Trajectory Bellman Residual Minimization: A Simple Value-Based Method for LLM Reasoning: TBRM minimizes trajectory-level Bellman residuals by treating LLM output logits as implicit Q-values, requiring only a single forward rollout per prompt during training. This yields substantially lower complexity than PPO/GRPO while achieving comparable or superior performance on mathematical reasoning benchmarks.

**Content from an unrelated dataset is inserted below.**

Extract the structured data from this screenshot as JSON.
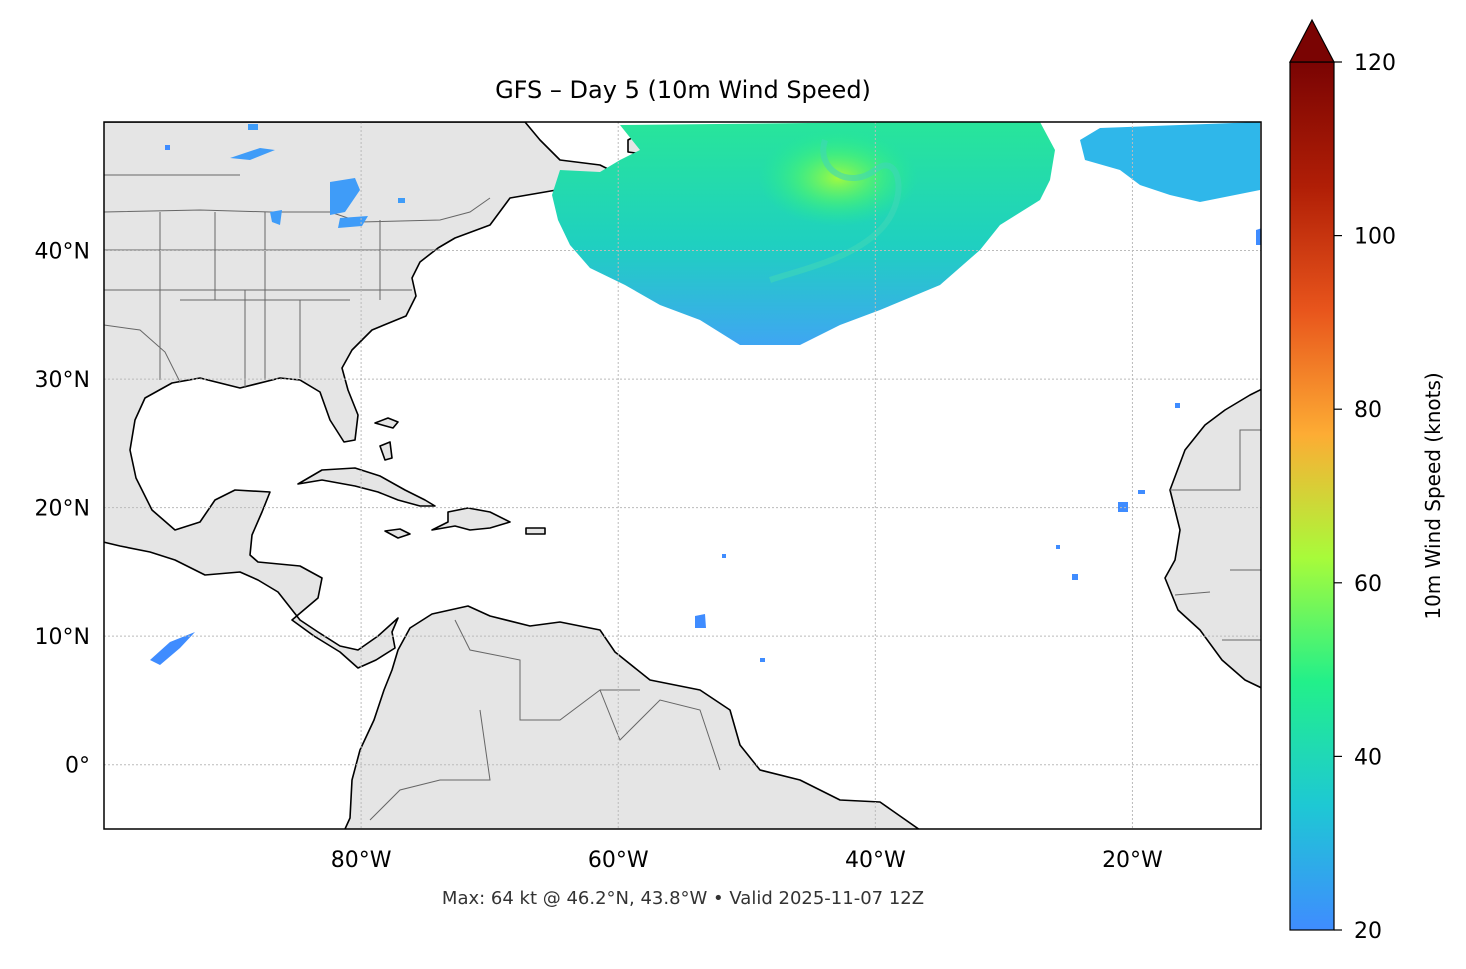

What Makes a Reward Model a Good Teacher? An Optimization Perspective: From an optimization-theoretic perspective, this paper proves that reward model accuracy alone is insufficient to measure its quality as an RLHF "teacher." Even a perfectly accurate reward model can lead to a flat RLHF objective landscape and extremely slow policy gradient optimization if the induced reward variance is too low. Moreover, different language models require different reward models.